In this paper we generalize the notion of $n$-equivalence relation introduced by Chen et al. in \cite{Chen2014} to classify constacyclic codes of length $n$ over a finite field $\mathbb{F}_q$, where $q=p^r$ is a prime power, to the case of skew constacyclic codes without derivation. We call this relation $(n,\sigma)$-equivalence relation, where $n$ is the length of the code and $ \sigma$ is an automorphism of the finite field. We compute the number of $(n,\sigma)$-equivalence classes, and we give conditions on $ \lambda$ and $\mu$ for which $(\sigma, \lambda)$-constacyclic codes and $(\sigma, \lambda)$-constacyclic codes are equivalent with respect to our $(n,\sigma)$-equivalence relation. Under some conditions on $n$ and $q$ we prove that skew constacyclic codes are equivalent to cyclic codes. We also prove that when $q$ is even and $\sigma$ is the Frobenius autmorphism, skew constacyclic codes of length $n$ are equivalent to cyclic codes when $\gcd(n,r)=1$. Finally we give some examples as applications of the theory developed here.

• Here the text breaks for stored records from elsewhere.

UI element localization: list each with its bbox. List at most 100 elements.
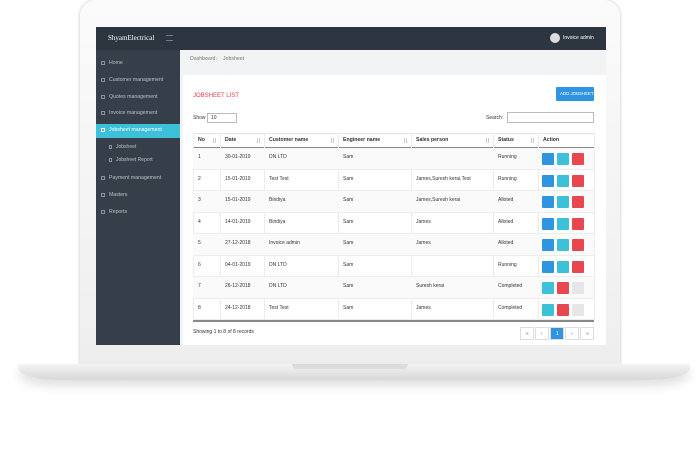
menu-item[interactable]: Quotes management — [109, 93, 158, 100]
table-cell: DN LTD — [269, 283, 287, 289]
screen: ShyamElectrical Invoice admin Home Custom… — [96, 27, 606, 345]
action-button[interactable] — [557, 282, 569, 294]
table-cell: 7 — [198, 283, 201, 289]
table-cell: James — [416, 240, 431, 246]
table-row — [193, 299, 594, 320]
table-cell: 3 — [198, 197, 201, 203]
action-button[interactable] — [572, 153, 584, 165]
table-cell: 26-12-2018 — [225, 283, 251, 289]
column-border — [411, 133, 412, 320]
table-cell: Alloted — [498, 197, 514, 203]
add-button[interactable]: ADD JOBSHEET — [556, 87, 594, 101]
table-cell: 24-12-2018 — [225, 304, 251, 311]
table-header — [193, 133, 594, 148]
table-cell: 5 — [198, 240, 201, 246]
show-label: Show — [193, 115, 206, 121]
page-button[interactable]: ‹ — [535, 327, 549, 340]
table-cell: Suresh kerai — [416, 283, 445, 289]
table-cell: Sam — [343, 304, 354, 311]
submenu-icon — [109, 145, 112, 150]
menu-toggle[interactable] — [166, 35, 173, 41]
user-menu[interactable]: Invoice admin — [563, 35, 594, 41]
action-button[interactable] — [572, 260, 584, 273]
menu-icon — [101, 94, 105, 99]
column-header[interactable]: Customer name — [269, 137, 309, 143]
page-button[interactable]: › — [565, 327, 579, 340]
page-label: » — [586, 331, 589, 337]
page-label: › — [571, 331, 573, 337]
submenu-icon — [109, 158, 112, 163]
logo[interactable]: ShyamElectrical — [108, 34, 155, 42]
breadcrumb[interactable]: Dashboard — [190, 56, 216, 62]
submenu-item[interactable]: Jobsheet — [116, 144, 137, 151]
column-header[interactable]: No — [198, 137, 205, 143]
action-button[interactable] — [557, 260, 569, 273]
menu-item[interactable]: Customer management — [109, 76, 164, 83]
search-input[interactable] — [507, 112, 594, 123]
table-cell: 2 — [198, 175, 201, 182]
menu-item[interactable]: Masters — [109, 192, 128, 198]
table-row — [193, 191, 594, 213]
action-button[interactable] — [557, 303, 569, 316]
page-size-select[interactable]: 10 — [207, 113, 237, 123]
action-button[interactable] — [572, 303, 584, 316]
action-button[interactable] — [542, 239, 554, 251]
table-row — [193, 170, 594, 191]
table-row — [193, 277, 594, 299]
avatar — [550, 33, 560, 43]
action-button[interactable] — [572, 239, 584, 251]
action-button[interactable] — [557, 196, 569, 208]
action-button[interactable] — [572, 174, 584, 187]
table-cell: James — [416, 218, 431, 225]
menu-item[interactable]: Reports — [109, 208, 128, 215]
menu-item[interactable]: Jobsheet management — [109, 127, 162, 134]
page-button[interactable]: 1 — [550, 327, 564, 340]
menu-icon — [101, 193, 105, 197]
sort-icon — [257, 138, 260, 143]
table-row — [193, 234, 594, 256]
column-border — [594, 133, 595, 320]
column-header[interactable]: Date — [225, 137, 237, 143]
action-button[interactable] — [557, 217, 569, 230]
breadcrumb-sep: › — [216, 56, 218, 62]
column-header[interactable]: Sales person — [416, 137, 449, 143]
action-button[interactable] — [542, 174, 554, 187]
menu-icon — [101, 61, 105, 65]
column-header[interactable]: Action — [543, 137, 560, 143]
breadcrumb: Jobsheet — [223, 56, 245, 62]
table-cell: 30-01-2019 — [225, 154, 251, 160]
sort-icon — [331, 138, 334, 143]
page-button[interactable]: » — [580, 327, 594, 340]
action-button[interactable] — [542, 303, 554, 316]
action-button[interactable] — [542, 196, 554, 208]
table-cell: Sam — [343, 197, 354, 203]
column-border — [493, 133, 494, 320]
menu-item[interactable]: Home — [109, 60, 123, 66]
action-button[interactable] — [572, 217, 584, 230]
action-button[interactable] — [542, 153, 554, 165]
page-button[interactable]: « — [520, 327, 534, 340]
column-border — [538, 133, 539, 320]
action-button[interactable] — [557, 174, 569, 187]
column-header[interactable]: Engineer name — [343, 137, 381, 143]
column-header[interactable]: Status — [498, 137, 514, 143]
menu-item[interactable]: Payment management — [109, 175, 162, 182]
action-button[interactable] — [542, 282, 554, 294]
action-button[interactable] — [557, 239, 569, 251]
action-button[interactable] — [542, 260, 554, 273]
table-cell: DN LTD — [269, 261, 287, 268]
table-cell: Alloted — [498, 218, 514, 225]
action-button[interactable] — [557, 153, 569, 165]
add-button-label: ADD JOBSHEET — [560, 91, 594, 96]
menu-item[interactable]: Invoice management — [109, 110, 158, 117]
table-cell: Running — [498, 154, 517, 160]
action-button[interactable] — [542, 217, 554, 230]
table-cell: Bindiya — [269, 218, 286, 225]
table-cell: 15-01-2019 — [225, 175, 251, 182]
action-button[interactable] — [572, 282, 584, 294]
submenu-item[interactable]: Jobsheet Report — [116, 157, 153, 164]
menu-icon — [101, 111, 105, 116]
sort-icon — [531, 138, 534, 143]
table-cell: Sam — [343, 283, 354, 289]
action-button[interactable] — [572, 196, 584, 208]
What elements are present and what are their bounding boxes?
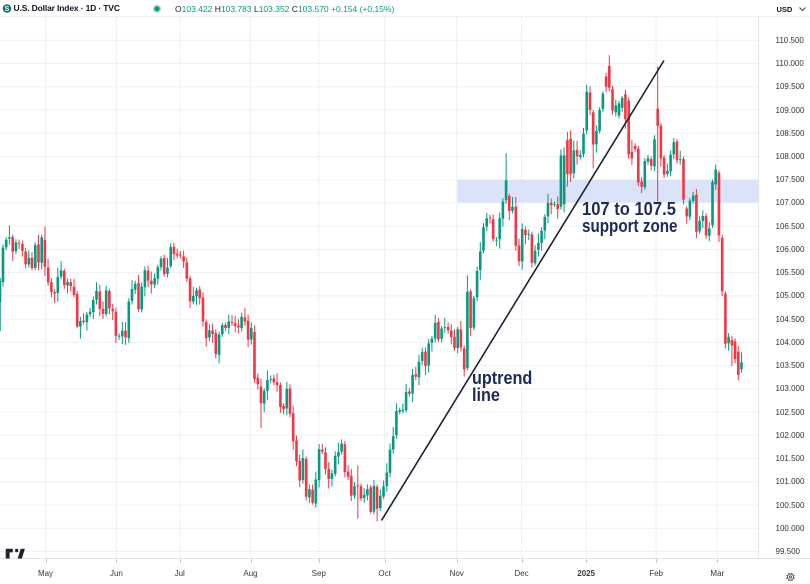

翻译：本文推广了Chen等人在文献\cite{Chen2014}中提出的$n$-等价关系概念，该概念原本用于分类有限域$\mathbb{F}_q$（其中$q=p^r$为素数幂）上长度为$n$的常循环码，我们将其推广至无导数的偏斜常循环码情形。我们将此关系称为$(n,\sigma)$-等价关系，其中$n$为码长，$\sigma$为有限域的自同构。我们计算了$(n,\sigma)$-等价类的数目，并给出了$\lambda$和$\mu$的条件，使得$(\sigma,\lambda)$-常循环码与$(\sigma,\mu)$-常循环码关于$(n,\sigma)$-等价关系等价。在$n$和$q$满足一定条件时，我们证明了偏斜常循环码等价于循环码。此外，当$q$为偶数且$\sigma$为Frobenius自同构时，我们证明当$\gcd(n,r)=1$时，长度为$n$的偏斜常循环码等价于循环码。最后，我们给出一些算例以展示本文所发展理论的应用。